A computational investigation of cooperativity in weakly hydrogen-bonded assemblies

Abstract

The non-covalent forces present in ethyne oligomers and ethyne–water aggregates containing C–H· · ·π(CC) interactions, are investigated using ab initio calculations. The C–H· · ·π(CC) interaction is found to be a very weak hydrogen bonding interaction, in accordance with previously reported work, with an enthalpy of interaction of around –4 kJ mol^–1. The potential surface of this interaction in the ethyne T-shaped dimer demonstrates that the interaction energy is relatively insensitive to the position of the donating proton along the bond vector of the accepting triple bond as well as to the tilt angle of the major axis of the acetylene molecule.

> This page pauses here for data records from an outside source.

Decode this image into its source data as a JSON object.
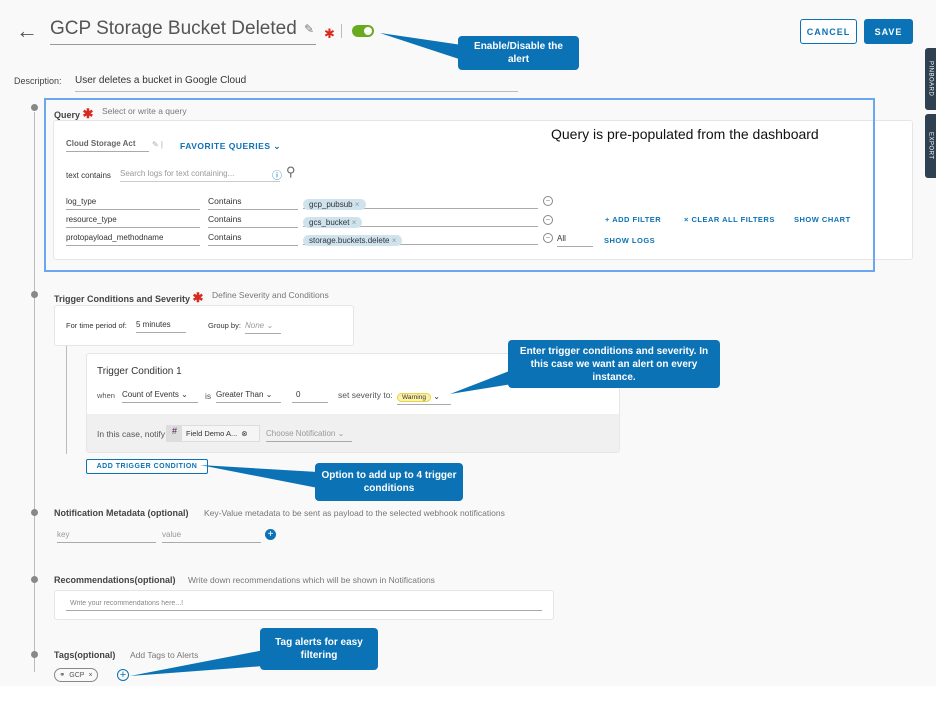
{
  "header": {
    "title": "GCP Storage Bucket Deleted",
    "enabled": true,
    "cancel": "CANCEL",
    "save": "SAVE"
  },
  "description": {
    "label": "Description:",
    "value": "User deletes a bucket in Google Cloud"
  },
  "side_tabs": [
    "PINBOARD",
    "EXPORT"
  ],
  "query": {
    "label": "Query",
    "hint": "Select or write a query",
    "name": "Cloud Storage Act",
    "favorites": "FAVORITE QUERIES",
    "text_label": "text contains",
    "search_placeholder": "Search logs for text containing...",
    "filters": [
      {
        "field": "log_type",
        "op": "Contains",
        "value": "gcp_pubsub"
      },
      {
        "field": "resource_type",
        "op": "Contains",
        "value": "gcs_bucket"
      },
      {
        "field": "protopayload_methodname",
        "op": "Contains",
        "value": "storage.buckets.delete"
      }
    ],
    "match": "All",
    "add_filter": "ADD FILTER",
    "clear_filters": "CLEAR ALL FILTERS",
    "show_chart": "SHOW CHART",
    "show_logs": "SHOW LOGS"
  },
  "trigger": {
    "label": "Trigger Conditions and Severity",
    "hint": "Define Severity and Conditions",
    "period_label": "For time period of:",
    "period": "5 minutes",
    "group_label": "Group by:",
    "group": "None",
    "condition_title": "Trigger Condition 1",
    "when": "when",
    "metric": "Count of Events",
    "is": "is",
    "comparator": "Greater Than",
    "threshold": "0",
    "severity_label": "set severity to:",
    "severity": "Warning",
    "notify_label": "In this case, notify",
    "notify_target": "Field Demo A...",
    "choose_notification": "Choose Notification",
    "add_condition": "ADD TRIGGER CONDITION"
  },
  "metadata": {
    "label": "Notification Metadata (optional)",
    "hint": "Key-Value metadata to be sent as payload to the selected webhook notifications",
    "key_placeholder": "key",
    "value_placeholder": "value"
  },
  "recommendations": {
    "label": "Recommendations(optional)",
    "hint": "Write down recommendations which will be shown in Notifications",
    "placeholder": "Write your recommendations here...!"
  },
  "tags": {
    "label": "Tags(optional)",
    "hint": "Add Tags to Alerts",
    "items": [
      "GCP"
    ]
  },
  "annotations": {
    "toggle": "Enable/Disable the alert",
    "query": "Query is pre-populated from the dashboard",
    "trigger": "Enter trigger conditions and severity. In this case we want an alert on every instance.",
    "add_condition": "Option to add up to 4 trigger conditions",
    "tags": "Tag alerts for easy filtering"
  },
  "colors": {
    "accent": "#0b72b5",
    "toggle": "#6aaa1e",
    "highlight": "#6aa7f0"
  }
}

The strength of the O–H· · ·π(CC) contact is found to be consistent with a very weak hydrogen bonding interaction with an enthalpy of interaction of around –6 kJ mol^–1 which is very similar to that of the ethyne T-shaped dimer although ethyne is a much poorer hydrogen bond donor. The interaction energy per C–H· · ·π(CC) interaction in ethyne trimers, both cyclic and linear, as compared to that in the ethyne dimer does not appear to suggest that there are large gains in stabilisation through cooperativity and the use of a more polarised surface—that of a water molecule—to create larger polarisation effects again resulted in small cooperative gains (0–10% range) suggesting that hydrogen-bonded arrays containing terminal alkynes are incapable of exhibiting significant cooperative enhancements. It is demonstrated that the shifts in the stretching frequency of the C–H bond of propyne in different intermolecular C–H· · ·O hydrogen bonding environments are insignificant relative to the effects of the accepting strength of the oxygen and therefore infra-red spectroscopic data may not provide sufficient evidence to prove that large cooperative effects operate in these hydrogen bonding arrays.